Two Bitcoin Miners in Norway Get Unwanted Spotlight After Taxable Income Filings

Two Norwegian crypto miners are being publicly scrutinized after declaring less than $20,000 USD in taxable income and also admitting to owning at least 34 BTC last year. After the 22 year old miners from the city of Harstad, Philip Eriksen and Roy Arne Olsen, made their allegations public, they entered the radar of the national media outlets.

On December 2017, the duo admitted to owning about 34 BTC, then valued at 5.5 million NOK (or $657,000 USD). After telling the local media that having more than a million in wealth was a great feeling, they reported their incomes as 105,000 NOK ($12,540 USD) and 150,000 NOK ($17,915 USD) for their 2017 taxes, which made them pay only some thousands of dollars in taxes.

The two miners have since then avoided the media and told reporters that they did no longer want the press attention. However, in a contrast with their situation last year, during which Ericksen purchased a Rolex watch and an apartment, the media is “curious” about the situation.

In another interview, Eriksen has also told the media that many crypto users do not report their actual gains with cryptos. He said that he might get additional tax if he does not report but that the government do not know has Bitcoin or not.

Cryptocurrency is a Challenge For Norwegian Administration

A spokesperson for the Norwegian Tax Administration, Astrid M. Dugstad Tveter, has affirmed that any person who bought Bitcoin or similar digital assets should report them.
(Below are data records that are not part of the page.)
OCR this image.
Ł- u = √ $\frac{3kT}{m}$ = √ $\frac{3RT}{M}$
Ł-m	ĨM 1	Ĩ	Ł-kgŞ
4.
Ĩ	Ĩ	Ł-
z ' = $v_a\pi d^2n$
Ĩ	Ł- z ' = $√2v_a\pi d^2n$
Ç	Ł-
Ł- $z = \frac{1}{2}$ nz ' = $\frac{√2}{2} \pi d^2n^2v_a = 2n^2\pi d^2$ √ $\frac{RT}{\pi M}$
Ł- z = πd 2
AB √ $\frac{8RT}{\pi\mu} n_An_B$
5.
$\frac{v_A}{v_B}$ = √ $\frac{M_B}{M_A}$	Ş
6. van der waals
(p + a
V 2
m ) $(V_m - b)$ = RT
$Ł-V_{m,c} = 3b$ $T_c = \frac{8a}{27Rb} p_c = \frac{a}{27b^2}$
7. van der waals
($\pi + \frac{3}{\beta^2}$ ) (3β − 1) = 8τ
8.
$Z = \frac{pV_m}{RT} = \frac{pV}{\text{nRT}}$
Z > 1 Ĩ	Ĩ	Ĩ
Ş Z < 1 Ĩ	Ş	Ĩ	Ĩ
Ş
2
She did not want to comment on any specific case but emphasized that deductible debts like mortgage can be a good way to reduce the value of your net assets if you are worried about taxes.

According to her, the main challenge with cryptocurrencies for the department is that they are not automatically reported by a third party company, as it is with other types of assets, which could make the whole situation a lot easier.

However, she stated that the tax department has more information than what is received directly from the taxpayers, so the institution has the means of discovering if someone is hiding an asset or not.